São eles que, já sem olhar o texto, e com as falas na cabeça, hão de repetir tudo outra vez, de pé, no meio da biblioteca, como se estivessem na tal embarcação que os vai levar numa volta ao mundo. “Não, no mar as mãos nunca estão nos bolsos”, interrompe Rui Santos, da Aporvela, a lembrar-lhes que, pelo contrário, estão sempre prontas para o que for preciso, seja para içar velas, lançar cordas ou se agarrarem – e que também lhes há de sublinhar que “uma ordem num navio tem de ser dada com garra, sem hesitações”.
Fotos: Márcia Lessa/FCGulbenkian
Já lá vão uns minutos longos desde que o ensaio começou. Os rostos estão menos tensos, vislumbram-se alguns sorrisos e eis que surgem algumas confissões inusitadas. “Encaixo-me perfeitamente no personagem, aquilo sou eu”, diz-nos a miúda que dá corpo à voz de comando. Ou “Aqui aprendi a ganhar confiança”, como confessa um dos rapazes, “e também a lutar contra os medos”, acrescenta, ele que está quase no fim da medida e, daqui a um mês, há de estar de volta à vida lá fora.
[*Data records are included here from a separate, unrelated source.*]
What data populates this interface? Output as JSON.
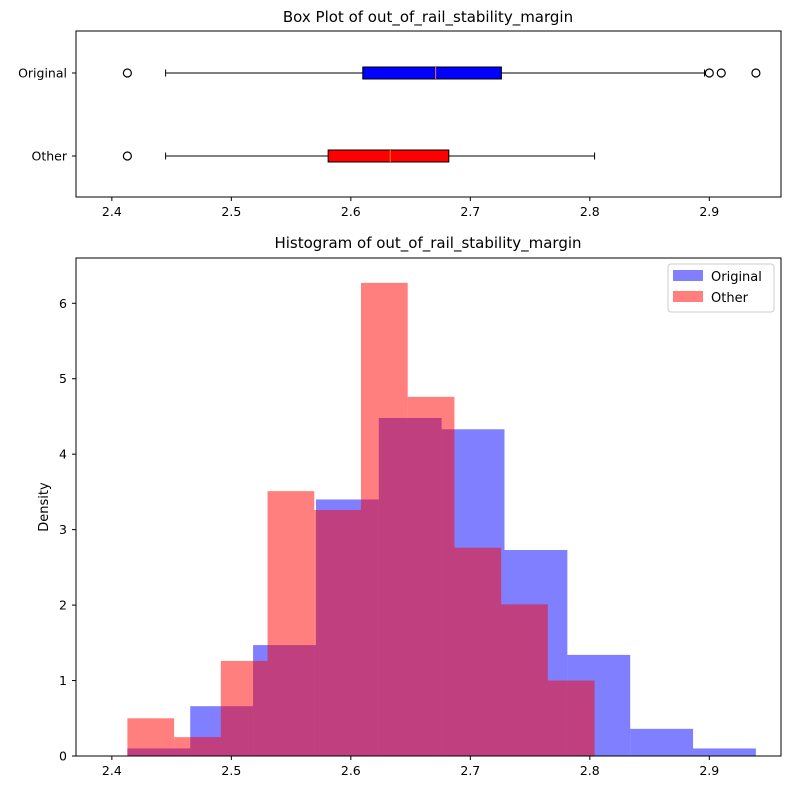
{
  "chart_data": [
    {
      "type": "box",
      "title": "Box Plot of out_of_rail_stability_margin",
      "orientation": "horizontal",
      "xlim": [
        2.37,
        2.96
      ],
      "xticks": [
        "2.4",
        "2.5",
        "2.6",
        "2.7",
        "2.8",
        "2.9"
      ],
      "xtick_values": [
        2.4,
        2.5,
        2.6,
        2.7,
        2.8,
        2.9
      ],
      "boxes": [
        {
          "name": "Original",
          "color": "#0000ff",
          "median_color": "#ff7f0e",
          "whisker_low": 2.445,
          "q1": 2.61,
          "median": 2.671,
          "q3": 2.726,
          "whisker_high": 2.896,
          "fliers": [
            2.413,
            2.9,
            2.91,
            2.939
          ]
        },
        {
          "name": "Other",
          "color": "#ff0000",
          "median_color": "#ff7f0e",
          "whisker_low": 2.445,
          "q1": 2.581,
          "median": 2.633,
          "q3": 2.682,
          "whisker_high": 2.804,
          "fliers": [
            2.413
          ]
        }
      ]
    },
    {
      "type": "histogram",
      "title": "Histogram of out_of_rail_stability_margin",
      "xlabel": "",
      "ylabel": "Density",
      "xlim": [
        2.37,
        2.96
      ],
      "ylim": [
        0,
        6.6
      ],
      "xticks": [
        "2.4",
        "2.5",
        "2.6",
        "2.7",
        "2.8",
        "2.9"
      ],
      "xtick_values": [
        2.4,
        2.5,
        2.6,
        2.7,
        2.8,
        2.9
      ],
      "yticks": [
        "0",
        "1",
        "2",
        "3",
        "4",
        "5",
        "6"
      ],
      "ytick_values": [
        0,
        1,
        2,
        3,
        4,
        5,
        6
      ],
      "legend_position": "top-right",
      "series": [
        {
          "name": "Original",
          "color": "#0000ff",
          "alpha": 0.5,
          "bin_edges": [
            2.413,
            2.4656,
            2.5182,
            2.5708,
            2.6234,
            2.676,
            2.7286,
            2.7812,
            2.8338,
            2.8864,
            2.939
          ],
          "density": [
            0.1,
            0.66,
            1.47,
            3.4,
            4.48,
            4.33,
            2.73,
            1.34,
            0.36,
            0.1
          ]
        },
        {
          "name": "Other",
          "color": "#ff0000",
          "alpha": 0.5,
          "bin_edges": [
            2.413,
            2.4521,
            2.4912,
            2.5303,
            2.5694,
            2.6085,
            2.6476,
            2.6867,
            2.7258,
            2.7649,
            2.804
          ],
          "density": [
            0.5,
            0.25,
            1.26,
            3.51,
            3.26,
            6.27,
            4.76,
            2.76,
            2.01,
            1.0
          ]
        }
      ]
    }
  ]
}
“Então, estamos juntos neste barco ou não?”. O ensaio continua e as falas ambíguas também: “Vai fazer o quê? Resignar-te enquanto os outros avançam?”. Mas também se ouvem respostas mais ásperas; “Tu nem te atrevas a falar da minha vida!”. Há ainda questões que ficam no ar (“Quem é que vos roubou a capacidade de olhar daqui para fora?”) e explicações simples (“Quando abandonamos o outro é como se nos abandonássemos a nós próprios”).
E isto tudo sabendo que nem tudo corre como desejável. Por exemplo, já há menos um elemento nos ensaios – que não há de ir à Gulbenkian – porque passou das marcas e ficou de castigo. Mas também há outro alguém muito triste porque queria subir ao palco para a mãe sentir orgulho, mas já lhe constou que não a verá na plateia.
Sem monstros nem medos
“Todas as estradas têm engulhos”, anui Nuno Rodrigues, o coordenador do Centro, a sublinhar a dificuldade acrescida que isso significa quando se trata de jovens a desafiar um monstro chamado preconceito e que, demasiadas vezes na sua pequena vida, não se permitiram alguma vez sonhar outras coisas.
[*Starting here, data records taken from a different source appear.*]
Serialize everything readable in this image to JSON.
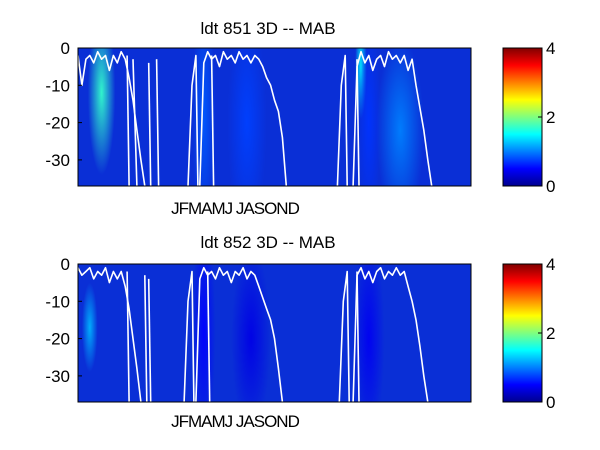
{
  "chart_data": [
    {
      "type": "heatmap",
      "title": "ldt   851 3D    -- MAB",
      "xlabel": "JFMAMJ JASOND",
      "ylabel": "",
      "ylim": [
        -37,
        0
      ],
      "yticks": [
        0,
        -10,
        -20,
        -30
      ],
      "colorbar": {
        "range": [
          0,
          4
        ],
        "ticks": [
          0,
          2,
          4
        ],
        "colormap": "jet"
      },
      "hotspots": [
        {
          "x": 0.06,
          "depth": -12,
          "value": 1.7,
          "w": 0.035,
          "d": 22
        },
        {
          "x": 0.32,
          "depth": -18,
          "value": 0.85,
          "w": 0.03,
          "d": 32
        },
        {
          "x": 0.43,
          "depth": -20,
          "value": 0.75,
          "w": 0.05,
          "d": 30
        },
        {
          "x": 0.72,
          "depth": -5,
          "value": 1.5,
          "w": 0.015,
          "d": 14
        },
        {
          "x": 0.82,
          "depth": -22,
          "value": 1.0,
          "w": 0.06,
          "d": 25
        },
        {
          "x": 0.74,
          "depth": -20,
          "value": 0.7,
          "w": 0.03,
          "d": 28
        }
      ],
      "line": {
        "color": "#ffffff",
        "segments": [
          [
            [
              0.0,
              -2
            ],
            [
              0.01,
              -10
            ],
            [
              0.02,
              -3
            ],
            [
              0.03,
              -2
            ],
            [
              0.04,
              -4
            ],
            [
              0.05,
              -1
            ],
            [
              0.06,
              -3
            ],
            [
              0.07,
              -2
            ],
            [
              0.08,
              -6
            ],
            [
              0.09,
              -2
            ],
            [
              0.1,
              -4
            ],
            [
              0.11,
              -1
            ],
            [
              0.12,
              -3
            ],
            [
              0.13,
              -8
            ],
            [
              0.14,
              -14
            ],
            [
              0.15,
              -22
            ],
            [
              0.16,
              -30
            ],
            [
              0.17,
              -37
            ]
          ],
          [
            [
              0.125,
              -2
            ],
            [
              0.13,
              -37
            ]
          ],
          [
            [
              0.14,
              -3
            ],
            [
              0.15,
              -37
            ]
          ],
          [
            [
              0.18,
              -4
            ],
            [
              0.185,
              -37
            ]
          ],
          [
            [
              0.2,
              -3
            ],
            [
              0.205,
              -37
            ]
          ],
          [
            [
              0.28,
              -37
            ],
            [
              0.29,
              -10
            ],
            [
              0.3,
              -2
            ],
            [
              0.305,
              -37
            ]
          ],
          [
            [
              0.31,
              -37
            ],
            [
              0.32,
              -4
            ],
            [
              0.33,
              -1
            ],
            [
              0.34,
              -3
            ],
            [
              0.35,
              -2
            ],
            [
              0.36,
              -5
            ],
            [
              0.37,
              -1
            ],
            [
              0.38,
              -3
            ],
            [
              0.39,
              -2
            ],
            [
              0.4,
              -4
            ],
            [
              0.41,
              -1
            ],
            [
              0.42,
              -3
            ],
            [
              0.43,
              -2
            ],
            [
              0.44,
              -4
            ],
            [
              0.45,
              -2
            ],
            [
              0.46,
              -3
            ],
            [
              0.47,
              -5
            ],
            [
              0.48,
              -8
            ],
            [
              0.49,
              -10
            ],
            [
              0.5,
              -14
            ],
            [
              0.51,
              -17
            ],
            [
              0.52,
              -24
            ],
            [
              0.53,
              -37
            ]
          ],
          [
            [
              0.34,
              -2
            ],
            [
              0.345,
              -37
            ]
          ],
          [
            [
              0.66,
              -37
            ],
            [
              0.67,
              -10
            ],
            [
              0.68,
              -2
            ],
            [
              0.685,
              -37
            ]
          ],
          [
            [
              0.7,
              -37
            ],
            [
              0.71,
              -5
            ],
            [
              0.72,
              -1
            ],
            [
              0.73,
              -4
            ],
            [
              0.74,
              -2
            ],
            [
              0.75,
              -6
            ],
            [
              0.76,
              -3
            ],
            [
              0.77,
              -2
            ],
            [
              0.78,
              -5
            ],
            [
              0.79,
              -1
            ],
            [
              0.8,
              -3
            ],
            [
              0.81,
              -2
            ],
            [
              0.82,
              -4
            ],
            [
              0.83,
              -2
            ],
            [
              0.84,
              -6
            ],
            [
              0.85,
              -3
            ],
            [
              0.86,
              -10
            ],
            [
              0.87,
              -16
            ],
            [
              0.88,
              -22
            ],
            [
              0.89,
              -30
            ],
            [
              0.9,
              -37
            ]
          ],
          [
            [
              0.71,
              -3
            ],
            [
              0.715,
              -37
            ]
          ]
        ]
      }
    },
    {
      "type": "heatmap",
      "title": "ldt   852 3D    -- MAB",
      "xlabel": "JFMAMJ JASOND",
      "ylabel": "",
      "ylim": [
        -37,
        0
      ],
      "yticks": [
        0,
        -10,
        -20,
        -30
      ],
      "colorbar": {
        "range": [
          0,
          4
        ],
        "ticks": [
          0,
          2,
          4
        ],
        "colormap": "jet"
      },
      "hotspots": [
        {
          "x": 0.03,
          "depth": -17,
          "value": 1.2,
          "w": 0.02,
          "d": 12
        },
        {
          "x": 0.32,
          "depth": -18,
          "value": 0.5,
          "w": 0.03,
          "d": 30
        },
        {
          "x": 0.44,
          "depth": -20,
          "value": 0.4,
          "w": 0.05,
          "d": 25
        },
        {
          "x": 0.74,
          "depth": -20,
          "value": 0.45,
          "w": 0.04,
          "d": 28
        }
      ],
      "line": {
        "color": "#ffffff",
        "segments": [
          [
            [
              0.0,
              -1
            ],
            [
              0.01,
              -3
            ],
            [
              0.02,
              -2
            ],
            [
              0.03,
              -1
            ],
            [
              0.04,
              -4
            ],
            [
              0.05,
              -2
            ],
            [
              0.06,
              -3
            ],
            [
              0.07,
              -1
            ],
            [
              0.08,
              -5
            ],
            [
              0.09,
              -2
            ],
            [
              0.1,
              -4
            ],
            [
              0.11,
              -2
            ],
            [
              0.12,
              -6
            ],
            [
              0.13,
              -12
            ],
            [
              0.14,
              -20
            ],
            [
              0.15,
              -28
            ],
            [
              0.16,
              -37
            ]
          ],
          [
            [
              0.125,
              -2
            ],
            [
              0.13,
              -37
            ]
          ],
          [
            [
              0.17,
              -3
            ],
            [
              0.175,
              -37
            ]
          ],
          [
            [
              0.18,
              -4
            ],
            [
              0.185,
              -37
            ]
          ],
          [
            [
              0.27,
              -37
            ],
            [
              0.28,
              -10
            ],
            [
              0.29,
              -2
            ],
            [
              0.295,
              -37
            ]
          ],
          [
            [
              0.3,
              -37
            ],
            [
              0.31,
              -4
            ],
            [
              0.32,
              -1
            ],
            [
              0.33,
              -3
            ],
            [
              0.34,
              -2
            ],
            [
              0.35,
              -4
            ],
            [
              0.36,
              -1
            ],
            [
              0.37,
              -3
            ],
            [
              0.38,
              -2
            ],
            [
              0.39,
              -5
            ],
            [
              0.4,
              -2
            ],
            [
              0.41,
              -3
            ],
            [
              0.42,
              -1
            ],
            [
              0.43,
              -4
            ],
            [
              0.44,
              -2
            ],
            [
              0.45,
              -3
            ],
            [
              0.46,
              -6
            ],
            [
              0.47,
              -9
            ],
            [
              0.48,
              -12
            ],
            [
              0.49,
              -15
            ],
            [
              0.5,
              -20
            ],
            [
              0.51,
              -28
            ],
            [
              0.52,
              -37
            ]
          ],
          [
            [
              0.33,
              -2
            ],
            [
              0.335,
              -37
            ]
          ],
          [
            [
              0.665,
              -37
            ],
            [
              0.675,
              -10
            ],
            [
              0.685,
              -2
            ],
            [
              0.69,
              -37
            ]
          ],
          [
            [
              0.7,
              -37
            ],
            [
              0.71,
              -3
            ],
            [
              0.72,
              -1
            ],
            [
              0.73,
              -4
            ],
            [
              0.74,
              -2
            ],
            [
              0.75,
              -5
            ],
            [
              0.76,
              -2
            ],
            [
              0.77,
              -1
            ],
            [
              0.78,
              -4
            ],
            [
              0.79,
              -2
            ],
            [
              0.8,
              -3
            ],
            [
              0.81,
              -1
            ],
            [
              0.82,
              -3
            ],
            [
              0.83,
              -2
            ],
            [
              0.84,
              -6
            ],
            [
              0.85,
              -10
            ],
            [
              0.86,
              -15
            ],
            [
              0.87,
              -22
            ],
            [
              0.88,
              -30
            ],
            [
              0.89,
              -37
            ]
          ],
          [
            [
              0.71,
              -2
            ],
            [
              0.715,
              -37
            ]
          ]
        ]
      }
    }
  ]
}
Aquele que é o primeiro dos três centros educativos envolvidos no projeto também não passou incólume perante este “Monstro em mim” – por exemplo, durante muito tempo, as participações em projetos exteriores reproduziam até a organização quase medieval do centro (como ter rapazes para um lado e raparigas para o outro, sem se misturarem) – e agora isso não acontece. “É muito importante que estes momentos ofereçam um olhar limpo das formatações que são esperadas deles”, remata aquele responsável.
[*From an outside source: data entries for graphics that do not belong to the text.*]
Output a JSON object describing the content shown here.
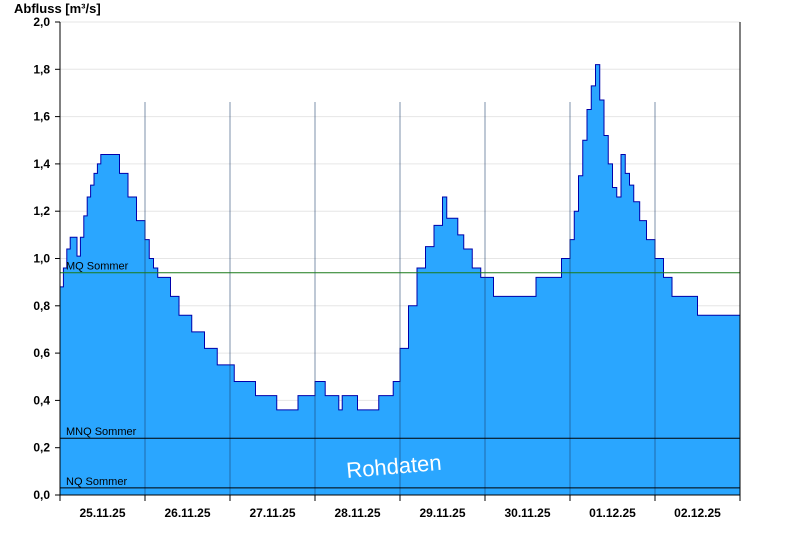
{
  "chart_data": {
    "type": "area",
    "title": "",
    "ylabel": "Abfluss [m³/s]",
    "xlabel": "",
    "ylim": [
      0,
      2.0
    ],
    "xlim": [
      0,
      8
    ],
    "y_ticks": [
      "0,0",
      "0,2",
      "0,4",
      "0,6",
      "0,8",
      "1,0",
      "1,2",
      "1,4",
      "1,6",
      "1,8",
      "2,0"
    ],
    "x_tick_labels": [
      "25.11.25",
      "26.11.25",
      "27.11.25",
      "28.11.25",
      "29.11.25",
      "30.11.25",
      "01.12.25",
      "02.12.25"
    ],
    "grid": true,
    "series": [
      {
        "color": "#2aa6ff",
        "x": [
          0.0,
          0.04,
          0.08,
          0.12,
          0.16,
          0.2,
          0.24,
          0.28,
          0.32,
          0.36,
          0.4,
          0.44,
          0.48,
          0.55,
          0.6,
          0.7,
          0.8,
          0.9,
          1.0,
          1.05,
          1.1,
          1.15,
          1.2,
          1.3,
          1.4,
          1.55,
          1.7,
          1.85,
          2.05,
          2.3,
          2.55,
          2.8,
          3.0,
          3.12,
          3.22,
          3.28,
          3.32,
          3.4,
          3.5,
          3.75,
          3.92,
          4.0,
          4.1,
          4.2,
          4.3,
          4.4,
          4.5,
          4.55,
          4.62,
          4.68,
          4.75,
          4.85,
          4.95,
          5.1,
          5.3,
          5.6,
          5.9,
          6.0,
          6.05,
          6.1,
          6.15,
          6.2,
          6.25,
          6.3,
          6.35,
          6.4,
          6.45,
          6.5,
          6.55,
          6.6,
          6.65,
          6.7,
          6.75,
          6.82,
          6.9,
          7.0,
          7.1,
          7.2,
          7.3,
          7.5,
          7.7,
          7.8,
          8.0
        ],
        "y": [
          0.88,
          0.96,
          1.04,
          1.09,
          1.09,
          1.01,
          1.09,
          1.18,
          1.26,
          1.31,
          1.36,
          1.4,
          1.44,
          1.44,
          1.44,
          1.36,
          1.26,
          1.16,
          1.08,
          1.0,
          0.96,
          0.92,
          0.92,
          0.84,
          0.76,
          0.69,
          0.62,
          0.55,
          0.48,
          0.42,
          0.36,
          0.42,
          0.48,
          0.42,
          0.42,
          0.36,
          0.42,
          0.42,
          0.36,
          0.42,
          0.48,
          0.62,
          0.8,
          0.96,
          1.05,
          1.14,
          1.26,
          1.17,
          1.17,
          1.1,
          1.04,
          0.96,
          0.92,
          0.84,
          0.84,
          0.92,
          1.0,
          1.08,
          1.2,
          1.35,
          1.5,
          1.63,
          1.73,
          1.82,
          1.67,
          1.52,
          1.4,
          1.3,
          1.26,
          1.44,
          1.36,
          1.31,
          1.24,
          1.16,
          1.08,
          1.0,
          0.92,
          0.84,
          0.84,
          0.76,
          0.76,
          0.76,
          0.76
        ]
      }
    ],
    "reference_lines": [
      {
        "label": "MQ Sommer",
        "value": 0.94,
        "color": "#1a7a1a"
      },
      {
        "label": "MNQ Sommer",
        "value": 0.24,
        "color": "#000000"
      },
      {
        "label": "NQ Sommer",
        "value": 0.03,
        "color": "#000000"
      }
    ],
    "annotations": [
      "Rohdaten"
    ]
  }
}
Para lhes mostrar que é preciso almejar mais do que aquilo a que nos confinam, foi também preciso não esmorecer face à resistência silenciosa inicial de cada um deles – e esperar que, de tanto repetirem todas aquelas palavras, algo lhes fique na cabeça e no coração. Os indícios de que tudo pode estar no bom caminho acumulam-se sempre que uns e outros já não escondem o sorriso e projetam a voz, alto e bom som, não deixando ninguém indiferente quando questionam: “Quem está comigo? Quem não tem medo de destruir o monstro?”. E também sempre que repetem: “Precisamos de quem nos comande, de quem nos indique o Norte, de quem saiba para onde ir”.